Chapter 7 of The Reasoned Schemer Second Edition introduces a way to handle integers in relational programming. These are provided in the numbers suite.

Write lengtho, which associates its output with the length of a list as a binary number in reverse order (if you use the provided helpers, this is the normal representation of numbers).

Hint: You can find some functions like pluso, minuso and zeroo in numbers.rkt, make sure to figure out their arguments and what they do. Take a look at them. Once you have taken a look, you will realise that they work only on a least-significant-bit-first representation of binary numbers, as some of the example tests above highlight. Here are some tests:

> (require "a10.rkt")
> (run 1 q (lengtho '() q))
(())
> (run 1 q (lengtho '(a b) q))
((0 1))
> (run 1 q (lengtho '(a b c) q))
((1 1))
> (run 1 q (lengtho '(a b c d e f g) q))
((1 1 1))
> (run 1 q (lengtho q (build-num 0)))
(())
> (run 1 q (lengtho q (build-num 5)))
((0 1 2 3 4))
> (run 10 q (fresh (x y) (lengtho x y) (== `(,x ,y) q)))
((() ())
((0) (1))
((0 1) (0 1))
((0 1 2) (1 1))
((0 1 2 3) (0 0 1))
((0 1 2 3 4) (1 0 1))
((0 1 2 3 4 5) (0 1 1))
((0 1 2 3 4 5 6) (1 1 1))
((0 1 2 3 4 5 6 7) (0 0 0 1))
((0 1 2 3 4 5 6 7 8) (1 0 0 1)))

Just Dessert

Right now in our implementation of miniKanren, run returns the solution stream and a Relay struct. The Relay struct is used to fetch remaining solutions that run couldn’t return by passing Relay to run-next. This behavior is obscured in run! which doesn’t require us to pass a Relay every time to get results. run! uses a set! mutation to achieve its behavior. Now, try to implement run using a global continuation called next formed from Racket’s let/cc to return remaining requested results. One hint would be to start working on the definition of $take. If you can’t implement this, explain why it would be impossible to implement.
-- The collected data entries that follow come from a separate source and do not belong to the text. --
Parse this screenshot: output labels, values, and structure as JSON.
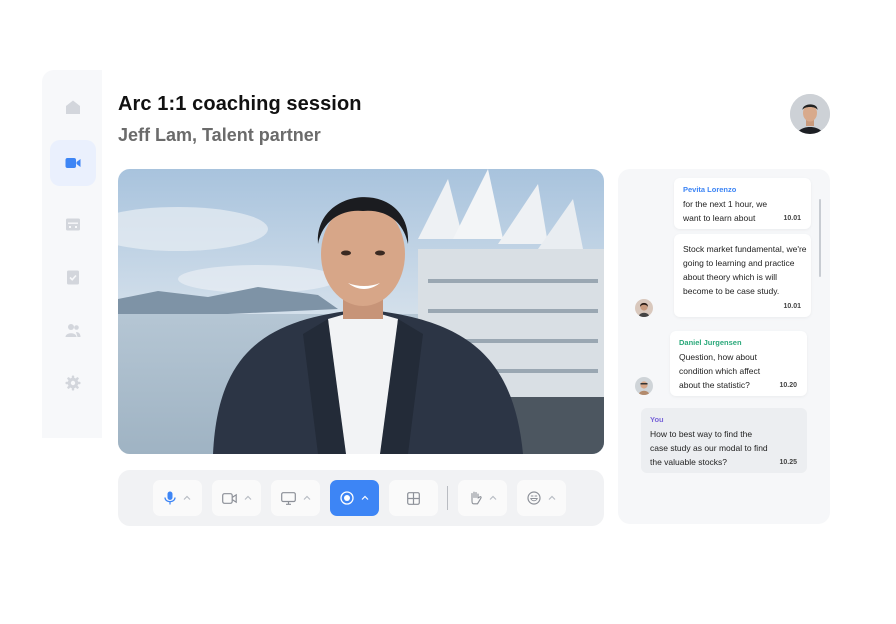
{
  "app": {
    "title": "Arc 1:1 coaching session",
    "subtitle": "Jeff Lam, Talent partner"
  },
  "sidebar": {
    "items": [
      {
        "icon": "home-icon",
        "active": false
      },
      {
        "icon": "video-camera-icon",
        "active": true
      },
      {
        "icon": "calendar-icon",
        "active": false
      },
      {
        "icon": "clipboard-check-icon",
        "active": false
      },
      {
        "icon": "users-icon",
        "active": false
      },
      {
        "icon": "gear-icon",
        "active": false
      }
    ]
  },
  "controls": {
    "items": [
      {
        "icon": "microphone-icon",
        "has_menu": true
      },
      {
        "icon": "video-camera-icon",
        "has_menu": true
      },
      {
        "icon": "screen-share-icon",
        "has_menu": true
      },
      {
        "icon": "record-icon",
        "has_menu": true,
        "active": true
      },
      {
        "icon": "grid-layout-icon",
        "has_menu": false
      },
      {
        "icon": "raise-hand-icon",
        "has_menu": true
      },
      {
        "icon": "emoji-icon",
        "has_menu": true
      }
    ]
  },
  "chat": {
    "messages": [
      {
        "sender": "Pevita Lorenzo",
        "sender_color": "#3d85f5",
        "text": "for the next 1 hour, we want to learn about",
        "time": "10.01"
      },
      {
        "sender": "",
        "text": "Stock market fundamental, we're going to learning and practice about theory which is will become to be case study.",
        "time": "10.01"
      },
      {
        "sender": "Daniel Jurgensen",
        "sender_color": "#2aa87a",
        "text": "Question, how about condition which affect about the statistic?",
        "time": "10.20"
      },
      {
        "sender": "You",
        "sender_color": "#7a66d9",
        "text": "How to best way to find the case study as our modal to find the valuable stocks?",
        "time": "10.25"
      }
    ]
  },
  "colors": {
    "accent": "#3d85f5",
    "sidebar_bg": "#f7f8fa",
    "icon_muted": "#d3d6dc"
  }
}
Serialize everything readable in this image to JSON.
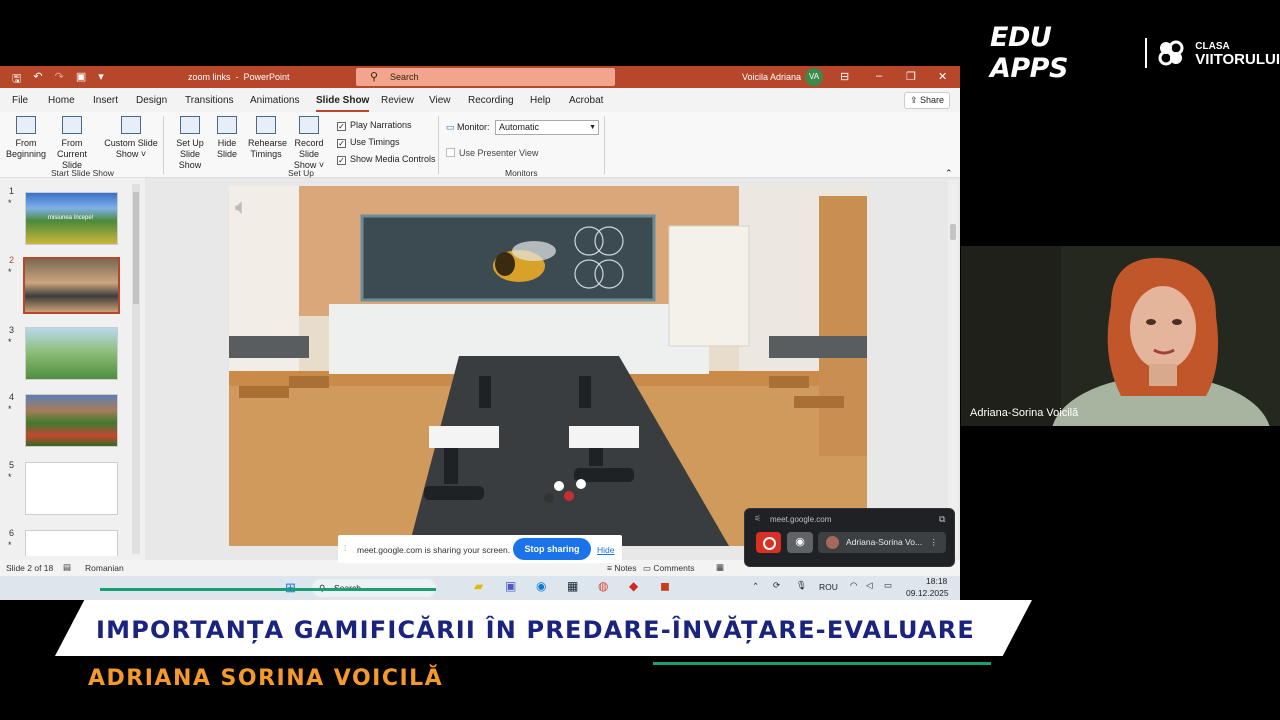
{
  "branding": {
    "edu_apps": "EDU APPS",
    "clasa": "CLASA",
    "viitorului": "VIITORULUI",
    "colors": {
      "accent_orange": "#f59a2a",
      "title_navy": "#1a237e",
      "green": "#1a9f73"
    }
  },
  "powerpoint": {
    "titlebar": {
      "document": "zoom links",
      "app": "PowerPoint",
      "search_label": "Search",
      "user": "Voicila Adriana",
      "user_initials": "VA"
    },
    "tabs": [
      "File",
      "Home",
      "Insert",
      "Design",
      "Transitions",
      "Animations",
      "Slide Show",
      "Review",
      "View",
      "Recording",
      "Help",
      "Acrobat"
    ],
    "active_tab": "Slide Show",
    "share_label": "Share",
    "ribbon": {
      "start_group": "Start Slide Show",
      "setup_group": "Set Up",
      "monitors_group": "Monitors",
      "from_beginning": [
        "From",
        "Beginning"
      ],
      "from_current": [
        "From",
        "Current Slide"
      ],
      "custom_show": [
        "Custom Slide",
        "Show ˅"
      ],
      "set_up_show": [
        "Set Up",
        "Slide Show"
      ],
      "hide_slide": [
        "Hide",
        "Slide"
      ],
      "rehearse": [
        "Rehearse",
        "Timings"
      ],
      "record": [
        "Record Slide",
        "Show ˅"
      ],
      "play_narrations": "Play Narrations",
      "use_timings": "Use Timings",
      "show_media_controls": "Show Media Controls",
      "monitor_label": "Monitor:",
      "monitor_value": "Automatic",
      "use_presenter_view": "Use Presenter View"
    },
    "slides": [
      {
        "num": "1",
        "caption": "misiunea începe!"
      },
      {
        "num": "2",
        "caption": ""
      },
      {
        "num": "3",
        "caption": ""
      },
      {
        "num": "4",
        "caption": ""
      },
      {
        "num": "5",
        "caption": ""
      },
      {
        "num": "6",
        "caption": ""
      }
    ],
    "status": {
      "slide_of": "Slide 2 of 18",
      "language": "Romanian",
      "notes": "Notes",
      "comments": "Comments"
    }
  },
  "taskbar": {
    "search": "Search",
    "lang": "ROU",
    "time": "18:18",
    "date": "09.12.2025"
  },
  "meet": {
    "share_message": "meet.google.com is sharing your screen.",
    "stop_sharing": "Stop sharing",
    "hide": "Hide",
    "pip_url": "meet.google.com",
    "pip_participant": "Adriana-Sorina Vo...",
    "camera_name": "Adriana-Sorina Voicilă"
  },
  "lower_third": {
    "title": "IMPORTANȚA GAMIFICĂRII ÎN PREDARE-ÎNVĂȚARE-EVALUARE",
    "presenter": "ADRIANA SORINA VOICILĂ"
  }
}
> (run 5 (q) (hot-dogs q))

(dog (hot . dog) (hot hot . dog) (hot hot hot . dog) (hot hot hot hot . dog))

> (next 5)

((hot hot hot hot hot . dog)

(hot hot hot hot hot hot . dog)

(hot hot hot hot hot hot hot . dog)

(hot hot hot hot hot hot hot hot . dog)

(hot hot hot hot hot hot hot hot hot . dog))

> (next 5)

((hot hot hot hot hot hot hot hot hot hot . dog)

(hot hot hot hot hot hot hot hot hot hot hot . dog)

(hot hot hot hot hot hot hot hot hot hot hot hot . dog)

(hot hot hot hot hot hot hot hot hot hot hot hot hot . dog)

(hot hot hot hot hot hot hot hot hot hot hot hot hot hot . dog))